Lyle Muller, senior editor of The (Cedar Rapids, Iowa) Gazette, talks about how the paper came across and structured its project on rural prostitution and how he carved out time for reporter Jennifer Hemmingsen to work on it:

We did this series because we had a responsibility to put into perspective something insidious that was happening in the neighborhoods of Iowa towns whose residents have an expectation of safety and normal decency. We did the series as a narrative so that we could tell the details in a compelling, digestible way rather than in a special section or large one-day story that readers could blow off as being too much to read. Here's how the idea started:

The Gazette had been publishing stories, some big, some small, but all straightforward crime and court reports, stemming from a prostitution ring involving a 13-year-old kidnapped girl that was flourishing in Eastern Iowa in late 2004 and early 2005. The stories seemed too bizarre because they involved a prostitution business running out of what appeared to be more than one small Iowa town and they involved human trafficking.

A reporter I oversaw at the time, Zack Kucharski, (I handle The Gazette's Iowa City newsroom; our main newsroom is in Cedar Rapids) covered some of these stories and commented to me one day in fall 2006 that so many people in so many locations were in this mess that the cops still hadn’t figured out what happened or who was involved.

I suggested to him that a powerful story could be told if we could unravel all of this in print sometime and tell people how on earth a prostitution ring involving kidnapped teenagers could flourish in Eastern Iowa towns of 1,000 or fewer people. I suggested to Zack that this story would have so many twists that it may be the perfect narrative series candidate: It seemed to have small stories within a large story and details that would interest readers but be left out of a one-day or three-part story written in usual straight-up, hard-news prose.
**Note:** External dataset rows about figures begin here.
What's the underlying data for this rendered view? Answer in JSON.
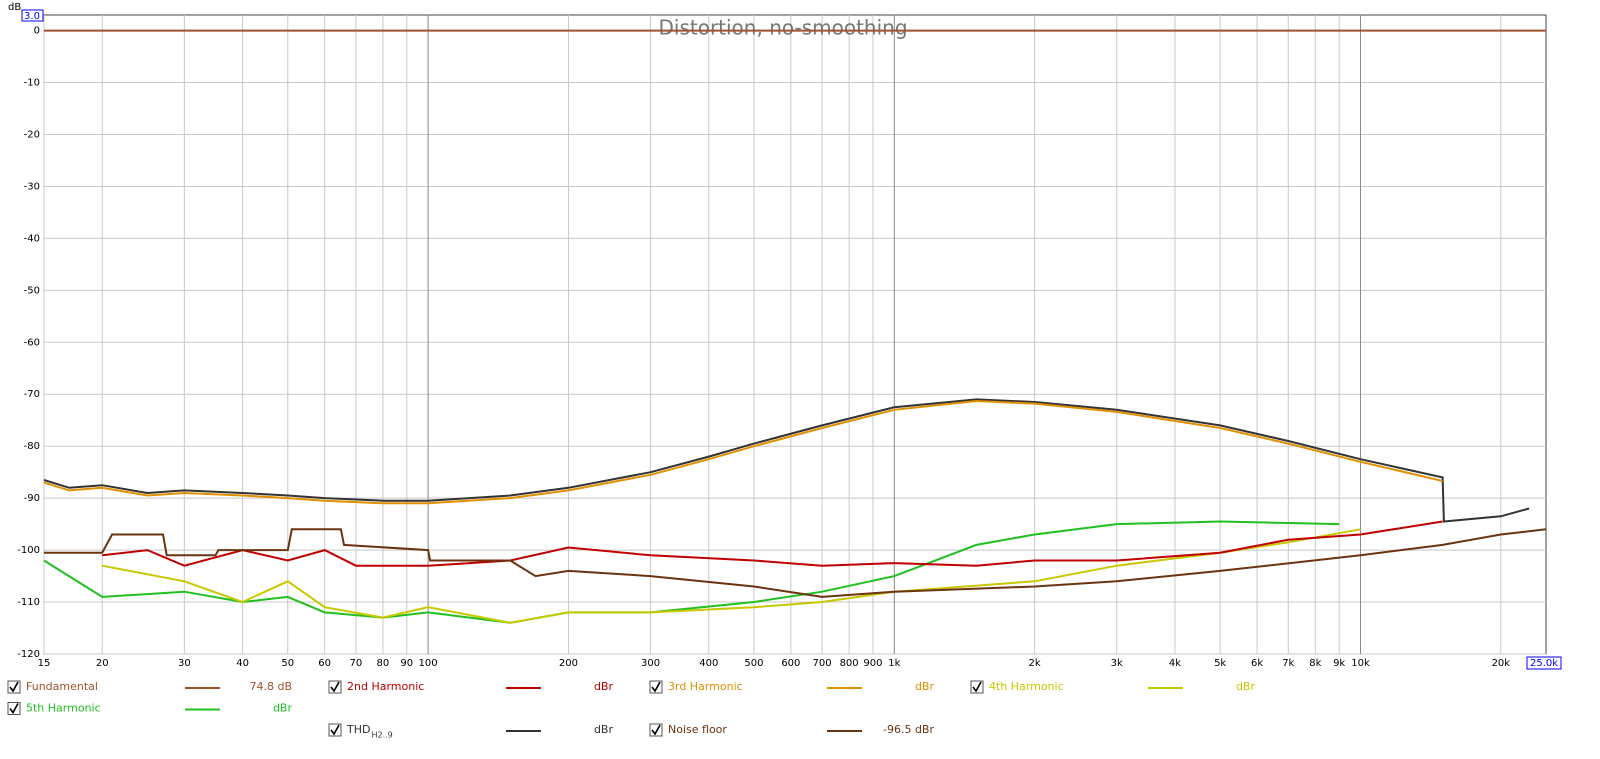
{
  "chart_data": {
    "type": "line",
    "title": "Distortion, no-smoothing",
    "y_unit": "dB",
    "x_log": true,
    "grid": true,
    "xlim": [
      15,
      25000
    ],
    "x_end_label": "25.0k",
    "ylim": [
      -120,
      3
    ],
    "y_top_label": "3.0",
    "yticks": [
      0,
      -10,
      -20,
      -30,
      -40,
      -50,
      -60,
      -70,
      -80,
      -90,
      -100,
      -110,
      -120
    ],
    "xticks": [
      15,
      20,
      30,
      40,
      50,
      60,
      70,
      80,
      90,
      100,
      200,
      300,
      400,
      500,
      600,
      700,
      800,
      900,
      {
        "value": 1000,
        "label": "1k"
      },
      {
        "value": 2000,
        "label": "2k"
      },
      {
        "value": 3000,
        "label": "3k"
      },
      {
        "value": 4000,
        "label": "4k"
      },
      {
        "value": 5000,
        "label": "5k"
      },
      {
        "value": 6000,
        "label": "6k"
      },
      {
        "value": 7000,
        "label": "7k"
      },
      {
        "value": 8000,
        "label": "8k"
      },
      {
        "value": 9000,
        "label": "9k"
      },
      {
        "value": 10000,
        "label": "10k"
      },
      {
        "value": 20000,
        "label": "20k"
      }
    ],
    "series": [
      {
        "name": "Fundamental",
        "color": "#a0522d",
        "legend_value": "74.8 dB",
        "x": [
          15,
          25000
        ],
        "values": [
          0,
          0
        ]
      },
      {
        "name": "2nd Harmonic",
        "color": "#c00000",
        "legend_value": "dBr",
        "x": [
          20,
          25,
          30,
          40,
          50,
          60,
          70,
          100,
          150,
          200,
          300,
          500,
          700,
          1000,
          1500,
          2000,
          3000,
          5000,
          7000,
          10000,
          15000
        ],
        "values": [
          -101,
          -100,
          -103,
          -100,
          -102,
          -100,
          -103,
          -103,
          -102,
          -99.5,
          -101,
          -102,
          -103,
          -102.5,
          -103,
          -102,
          -102,
          -100.5,
          -98,
          -97,
          -94.5
        ]
      },
      {
        "name": "3rd Harmonic",
        "color": "#e09000",
        "legend_value": "dBr",
        "x": [
          15,
          17,
          20,
          25,
          30,
          40,
          50,
          60,
          80,
          100,
          150,
          200,
          300,
          400,
          500,
          700,
          1000,
          1500,
          2000,
          3000,
          5000,
          7000,
          10000,
          15000
        ],
        "values": [
          -87,
          -88.5,
          -88,
          -89.5,
          -89,
          -89.5,
          -90,
          -90.5,
          -91,
          -91,
          -90,
          -88.5,
          -85.5,
          -82.5,
          -80,
          -76.5,
          -73,
          -71.3,
          -71.8,
          -73.4,
          -76.5,
          -79.5,
          -83,
          -86.7
        ]
      },
      {
        "name": "4th Harmonic",
        "color": "#c8c800",
        "legend_value": "dBr",
        "x": [
          20,
          30,
          40,
          50,
          60,
          80,
          100,
          150,
          200,
          300,
          500,
          700,
          1000,
          2000,
          3000,
          5000,
          7000,
          10000
        ],
        "values": [
          -103,
          -106,
          -110,
          -106,
          -111,
          -113,
          -111,
          -114,
          -112,
          -112,
          -111,
          -110,
          -108,
          -106,
          -103,
          -100.5,
          -98.5,
          -96
        ]
      },
      {
        "name": "5th Harmonic",
        "color": "#20c020",
        "legend_value": "dBr",
        "x": [
          15,
          20,
          30,
          40,
          50,
          60,
          80,
          100,
          150,
          200,
          300,
          500,
          700,
          1000,
          1500,
          2000,
          3000,
          5000,
          9000
        ],
        "values": [
          -102,
          -109,
          -108,
          -110,
          -109,
          -112,
          -113,
          -112,
          -114,
          -112,
          -112,
          -110,
          -108,
          -105,
          -99,
          -97,
          -95,
          -94.5,
          -95
        ]
      },
      {
        "name": "THD",
        "name_sub": "H2..9",
        "color": "#333333",
        "legend_value": "dBr",
        "x": [
          15,
          17,
          20,
          25,
          30,
          40,
          50,
          60,
          80,
          100,
          150,
          200,
          300,
          400,
          500,
          700,
          1000,
          1500,
          2000,
          3000,
          5000,
          7000,
          10000,
          15000,
          15100,
          20000,
          23000
        ],
        "values": [
          -86.5,
          -88,
          -87.5,
          -89,
          -88.5,
          -89,
          -89.5,
          -90,
          -90.5,
          -90.5,
          -89.5,
          -88,
          -85,
          -82,
          -79.5,
          -76,
          -72.5,
          -71,
          -71.5,
          -73,
          -76,
          -79,
          -82.5,
          -86,
          -94.5,
          -93.5,
          -92
        ]
      },
      {
        "name": "Noise floor",
        "color": "#6b3410",
        "legend_value": "-96.5 dBr",
        "x": [
          15,
          20,
          21,
          27,
          27.5,
          35,
          35.5,
          50,
          51,
          65,
          66,
          100,
          101,
          150,
          170,
          200,
          300,
          500,
          700,
          1000,
          2000,
          3000,
          5000,
          10000,
          15000,
          20000,
          25000
        ],
        "values": [
          -100.5,
          -100.5,
          -97,
          -97,
          -101,
          -101,
          -100,
          -100,
          -96,
          -96,
          -99,
          -100,
          -102,
          -102,
          -105,
          -104,
          -105,
          -107,
          -109,
          -108,
          -107,
          -106,
          -104,
          -101,
          -99,
          -97,
          -96
        ]
      }
    ]
  }
}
Zack started talking with law enforcement officials and poring through court records to identify the main players and their court cases.
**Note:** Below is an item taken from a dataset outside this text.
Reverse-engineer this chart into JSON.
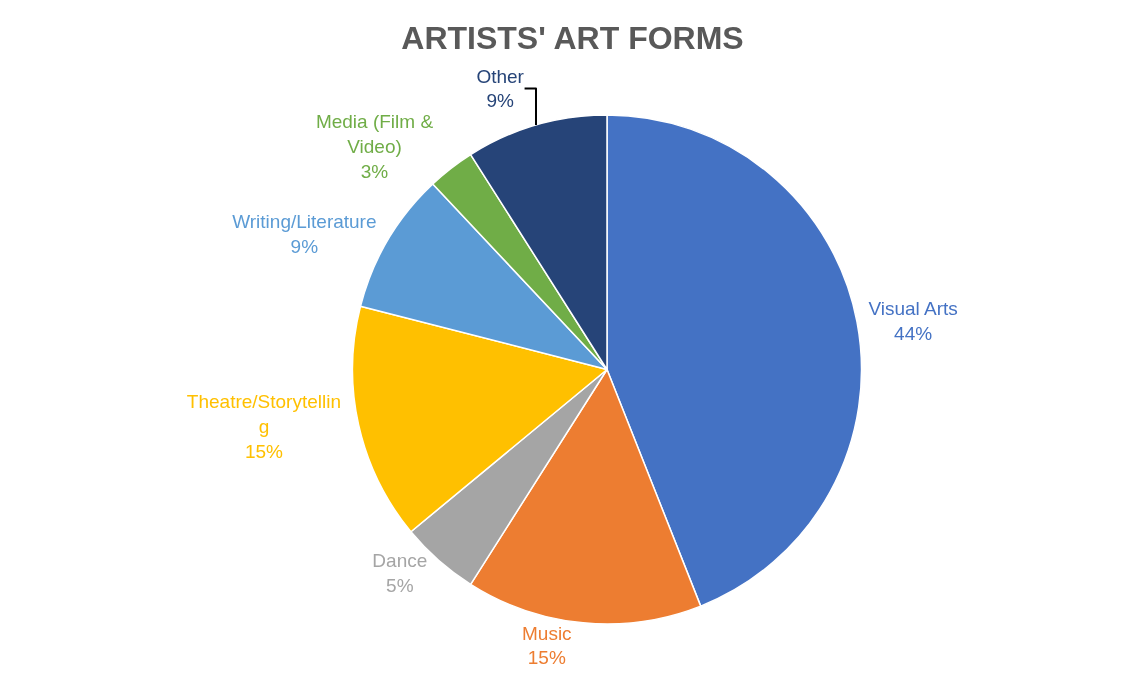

The Gazette moved Zack into a new position as online database manager ... I hired Jennifer, whom I had known for a while, and turned the assignment over to her, with Zack as a resource. At the time we figured stories would have double bylines. As it turned out, Jennifer pulled in the bulk of the reporting (and all of the key reporting) and Zack was good with his role of finding data and information and sending it her way. We pulled photographer Brian Ray into the story as well last year for the storytelling he brought in his photos.
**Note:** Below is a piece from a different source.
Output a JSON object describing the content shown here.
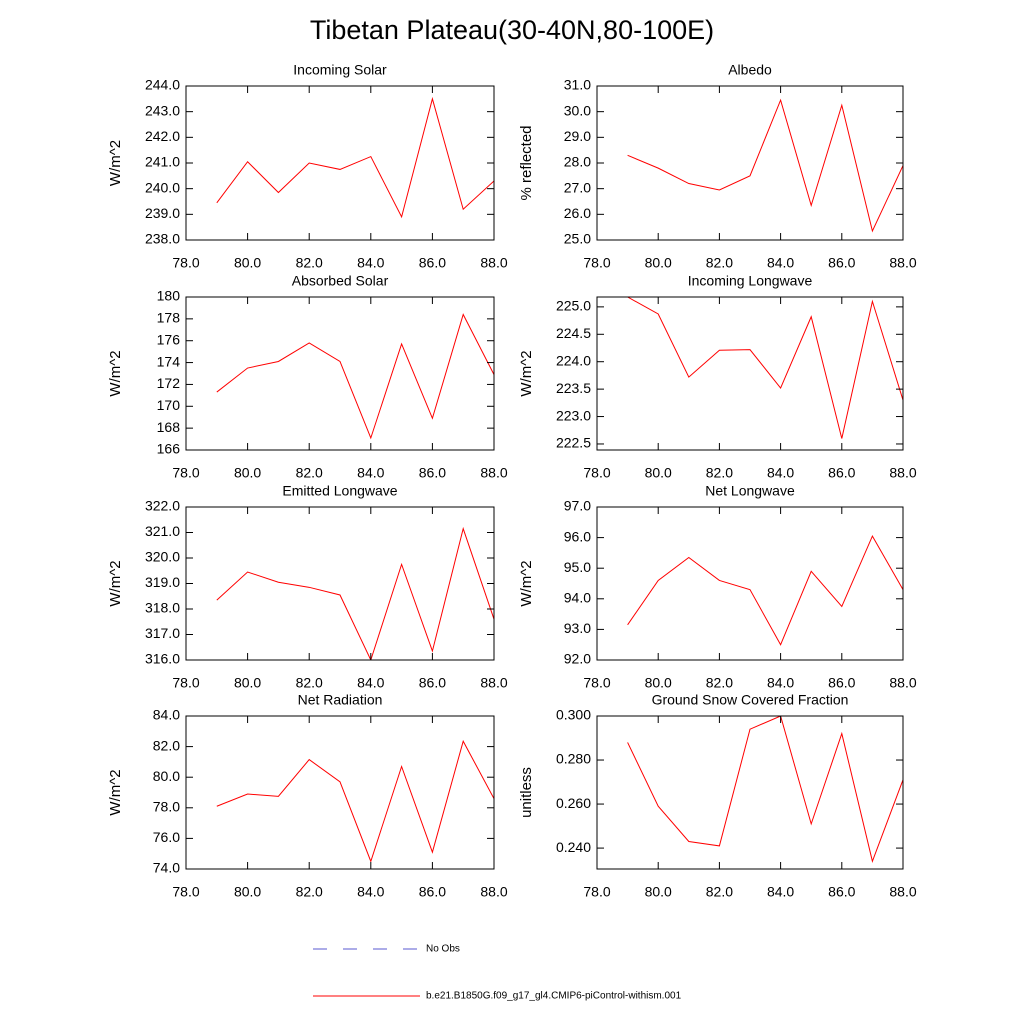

It is worth noting that finding time for this project required juggling and discipline. Jennifer did this project while covering daily duties ranging from mundane musts such as the cops log and court briefs to, in the last month of prepping the story, a multiple murder and suicide. I gave Jennifer one day a week -- Wednesday -- to work exclusively on this project over the winter. Additionally, when Jennifer scored an interview for the project we tried to give that priority during her other days at work. A given was that any time Betty Thompson, Kevin Kinney or M.B. wanted to talk, Jennifer could drop all else. Jennifer can tell you how she got those interviews -- it was great work.

As we drew close to when we wanted to run the series, which was before school ended and people shifted from wanting to read a newspaper to being outside, I gave Jennifer a week off to simply write. The rule was she could call me; I couldn't call her. I think I only violated that rule once. Jennifer likely knows the truth. More days off were built into her schedule for rewriting.